Thursday, January 31, 2013

"We take the fast and slow of it as it comes."

The picture is called PATIENCE.
Sometimes I think my blog should be called “The Story of my Life through Used Books.” Looking for something else tonight, I found the copy of the Dorothy Wordsworth's The Grasmere Journals that I bought two years ago. I was very happy to find it, since I have just started the new biography of Wordsworth, and the first part of the older one by Mary Moorman, which was recommended by the first one as having more information on his early life. Which made me think of Dorothy, as all good feminists do, now and then. I sat right down with it, having hours to go before I would miss the last day of blogging daily for a whole month! I was confronted immediately with the problem of an almost 20 year-old English paperback, which had never been read, turning yellow on a shelf somewhere without attention. It seemed as if the spine would crack when I opened it. But gently, I did so. The journal begins 14 May, 1800; but, first, there is the introduction.

This is the first paragraph of the Introduction, by the editor of the Journals, Pamela Woof. Just Woof. It made me think about blogging. See what I mean?
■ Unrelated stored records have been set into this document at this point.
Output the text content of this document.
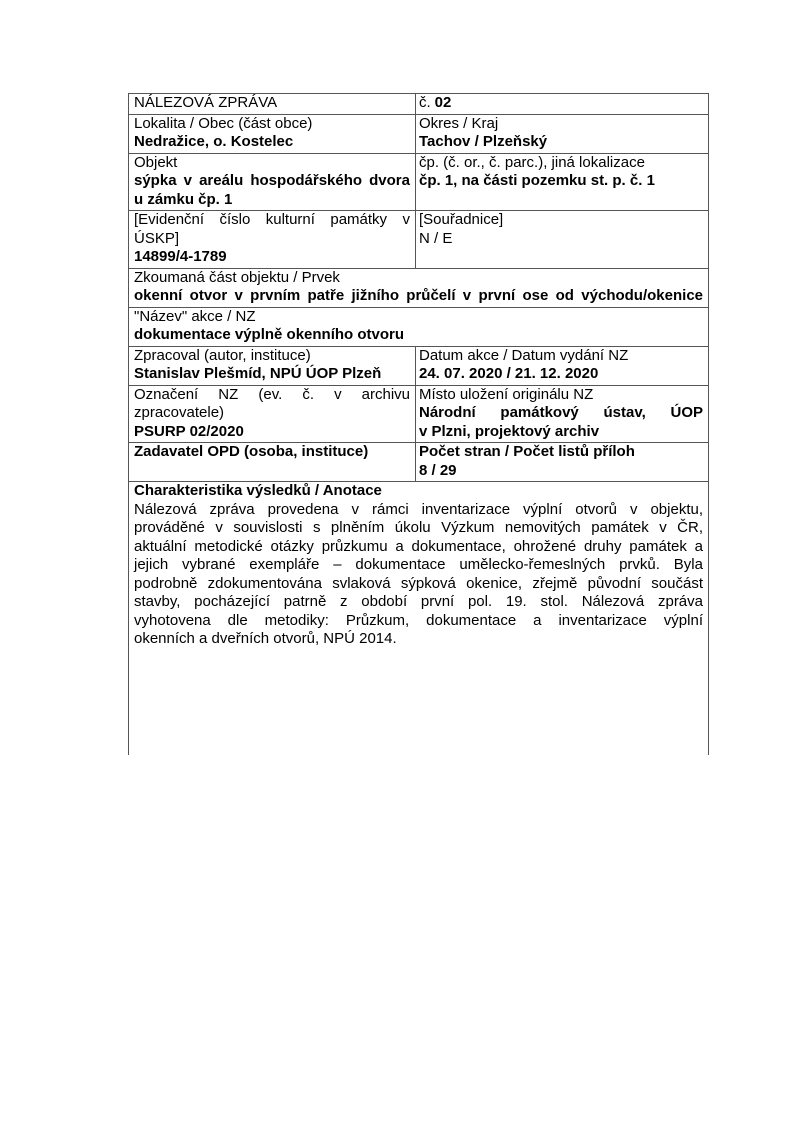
NÁLEZOVÁ ZPRÁVA	č. 02
Lokalita / Obec (část obce)
Nedražice, o. Kostelec
Okres / Kraj
Tachov / Plzeňský
Objekt
sýpka v areálu hospodářského dvora
u zámku čp. 1
čp. (č. or., č. parc.), jiná lokalizace
čp. 1, na části pozemku st. p. č. 1
[Evidenční číslo kulturní památky v
ÚSKP]
14899/4-1789
[Souřadnice]
N / E
Zkoumaná část objektu / Prvek
okenní otvor v prvním patře jižního průčelí v první ose od východu/okenice
"Název" akce / NZ
dokumentace výplně okenního otvoru
Zpracoval (autor, instituce)
Stanislav Plešmíd, NPÚ ÚOP Plzeň
Datum akce / Datum vydání NZ
24. 07. 2020 / 21. 12. 2020
Označení NZ (ev. č. v archivu
zpracovatele)
PSURP 02/2020
Místo uložení originálu NZ
Národní památkový ústav, ÚOP
v Plzni, projektový archiv
Zadavatel OPD (osoba, instituce)	Počet stran / Počet listů příloh
8 / 29
Charakteristika výsledků / Anotace
Nálezová zpráva provedena v rámci inventarizace výplní otvorů v objektu,
prováděné v souvislosti s plněním úkolu Výzkum nemovitých památek v ČR,
aktuální metodické otázky průzkumu a dokumentace, ohrožené druhy památek a
jejich vybrané exempláře – dokumentace umělecko-řemeslných prvků. Byla
podrobně zdokumentována svlaková sýpková okenice, zřejmě původní součást
stavby, pocházející patrně z období první pol. 19. stol. Nálezová zpráva
vyhotovena dle metodiky: Průzkum, dokumentace a inventarizace výplní
okenních a dveřních otvorů, NPÚ 2014.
“There is simply nothing like it anywhere else. The Journal calls out to us directly across almost 200 years, and the writer and her world come alive. It sometimes moves in little rushes when days can be noted with a staccato speed; it sometimes slows down to linger on a single figure: a beggar woman, a leech-gatherer, a child catching hailstones at a cottage door, a bow-bent postman with his little wooden box at his back, an old seaman with a beard like gray plush; it sometimes slows to linger on a whole scene: a funeral, or children with their mother by a fire, or a lakeshore on a windy day with daffodils, or a man with carts going up a hill and a little girl putting stones behind the wheels. It sometimes almost stops as the ear catches a ticking watch, a page being turned over, and the breathing of the silent reader by the fire; and then it starts off again at a great pace with the planting and mending and baking and washing and reading and writing and walking and talking, all the weather and the work crammed into a little space of words. Dorothy Wordsworth had her times for noticing, remembering, and writing, and her times for doing. There are no rules and structures for diary writers, as there are not for living: we take the fast and slow of it as it comes.”
 page ix
I think this is a lot like the sort of blog I am interested in. I also think that the above paragraph by Pamela Woof is a masterful example of the uses of English punctuation to write about things in a varied series. There are lots of useful commas, with a sprinkling of colons and semi-colons in just the right places. Read it again, looking at each punctuation mark consciously.

This is the place where I pat my own back for blogging every day this month!! Scarcely hoping to believe--because the last three years have been poor blog ones, I began. I guess for me it has to be every day or be put aside. But it is feeding my interest now and I hope to manage this whole year.